Trump has so far won Pennsylvania, Georgia and North Carolina and is ahead in other races.
Voters across the country say their top priority this time was “democracy,” according to exit polling reported by NBC News, followed by the economy, abortion and migration. Trump is making inroads winning support from black and Latino men, in two crucial swing states — North Carolina and Georgia, surveys suggested.
The weeks and days leading up to the election have been tense.
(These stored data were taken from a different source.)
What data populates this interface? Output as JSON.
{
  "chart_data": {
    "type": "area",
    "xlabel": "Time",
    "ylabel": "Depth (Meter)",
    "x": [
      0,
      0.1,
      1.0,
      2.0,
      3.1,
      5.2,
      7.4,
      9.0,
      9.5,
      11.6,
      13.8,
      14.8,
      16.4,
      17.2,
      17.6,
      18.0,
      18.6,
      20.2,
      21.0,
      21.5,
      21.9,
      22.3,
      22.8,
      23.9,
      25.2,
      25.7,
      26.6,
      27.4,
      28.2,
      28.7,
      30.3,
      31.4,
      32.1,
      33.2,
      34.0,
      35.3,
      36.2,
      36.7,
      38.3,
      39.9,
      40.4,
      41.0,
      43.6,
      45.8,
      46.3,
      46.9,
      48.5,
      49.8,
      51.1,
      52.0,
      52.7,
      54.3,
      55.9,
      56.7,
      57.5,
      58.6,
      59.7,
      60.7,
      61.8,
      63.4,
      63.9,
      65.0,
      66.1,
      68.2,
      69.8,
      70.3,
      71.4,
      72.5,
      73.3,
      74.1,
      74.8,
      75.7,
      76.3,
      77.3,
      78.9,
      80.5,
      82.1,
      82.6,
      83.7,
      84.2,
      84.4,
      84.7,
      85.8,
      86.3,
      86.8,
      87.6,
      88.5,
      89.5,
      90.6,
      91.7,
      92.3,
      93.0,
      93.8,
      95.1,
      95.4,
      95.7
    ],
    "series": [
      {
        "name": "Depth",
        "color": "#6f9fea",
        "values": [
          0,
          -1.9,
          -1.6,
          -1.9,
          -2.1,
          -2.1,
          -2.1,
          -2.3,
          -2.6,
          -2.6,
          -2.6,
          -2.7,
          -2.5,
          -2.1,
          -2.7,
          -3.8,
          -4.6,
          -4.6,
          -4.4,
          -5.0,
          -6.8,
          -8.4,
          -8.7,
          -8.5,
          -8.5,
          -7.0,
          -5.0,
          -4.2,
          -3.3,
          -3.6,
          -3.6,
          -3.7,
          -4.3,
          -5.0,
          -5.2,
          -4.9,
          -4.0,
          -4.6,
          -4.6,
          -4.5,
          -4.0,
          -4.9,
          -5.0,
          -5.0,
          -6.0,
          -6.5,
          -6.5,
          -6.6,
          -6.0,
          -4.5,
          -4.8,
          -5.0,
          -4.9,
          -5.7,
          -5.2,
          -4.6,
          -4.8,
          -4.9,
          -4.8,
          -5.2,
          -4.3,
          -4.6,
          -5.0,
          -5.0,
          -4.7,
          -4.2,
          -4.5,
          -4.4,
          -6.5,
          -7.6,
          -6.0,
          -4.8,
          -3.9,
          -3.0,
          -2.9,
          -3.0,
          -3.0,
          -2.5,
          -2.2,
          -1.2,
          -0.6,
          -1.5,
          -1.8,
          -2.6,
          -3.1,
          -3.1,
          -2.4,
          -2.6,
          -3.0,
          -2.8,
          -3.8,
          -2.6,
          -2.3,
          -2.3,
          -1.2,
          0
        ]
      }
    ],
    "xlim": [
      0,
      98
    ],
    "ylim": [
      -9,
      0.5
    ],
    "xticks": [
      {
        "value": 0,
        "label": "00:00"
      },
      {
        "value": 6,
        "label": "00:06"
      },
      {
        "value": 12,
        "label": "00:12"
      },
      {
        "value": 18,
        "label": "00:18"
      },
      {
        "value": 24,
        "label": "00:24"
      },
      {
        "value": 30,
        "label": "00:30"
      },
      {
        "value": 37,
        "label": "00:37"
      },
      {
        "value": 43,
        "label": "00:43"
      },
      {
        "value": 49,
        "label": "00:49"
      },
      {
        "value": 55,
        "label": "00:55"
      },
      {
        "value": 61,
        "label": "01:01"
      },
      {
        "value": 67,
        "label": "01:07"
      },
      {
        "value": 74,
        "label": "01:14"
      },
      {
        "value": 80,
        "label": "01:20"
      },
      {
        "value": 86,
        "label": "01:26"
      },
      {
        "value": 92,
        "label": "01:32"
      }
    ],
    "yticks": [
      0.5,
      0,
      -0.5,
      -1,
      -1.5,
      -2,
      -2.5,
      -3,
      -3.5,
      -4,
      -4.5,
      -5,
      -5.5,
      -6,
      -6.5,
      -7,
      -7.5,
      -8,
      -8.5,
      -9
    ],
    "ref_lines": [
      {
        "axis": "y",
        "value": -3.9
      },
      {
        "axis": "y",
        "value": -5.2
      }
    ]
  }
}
The campaign split the country, with many voters feeling they have a terrible choice to make between the outlandish and unpredictable Trump — or Harris, who has struggled to define herself or set out what she would do differently to President Joe Biden if she wins.
Name-calling and violence
The two sides have traded insults, with Harris branding Trump a fascist, while he has called her a “sleazebag.” The specter of violence has haunted the political atmosphere, too. Trump was targeted twice by would-be assassins, once escaping by the narrowest of margins as a bullet cut his ear. He has also indulged in his own violent rhetoric in recent days, suggesting Harris should fight Mike Tyson and one of her supporters should be shot at.
Before the results came out, Trump and his team had been stoking the narrative that the contest was unfair or corrupted, without providing evidence that satisfied authorities. A judge in Georgia threw out Republican complaints over the process Tuesday.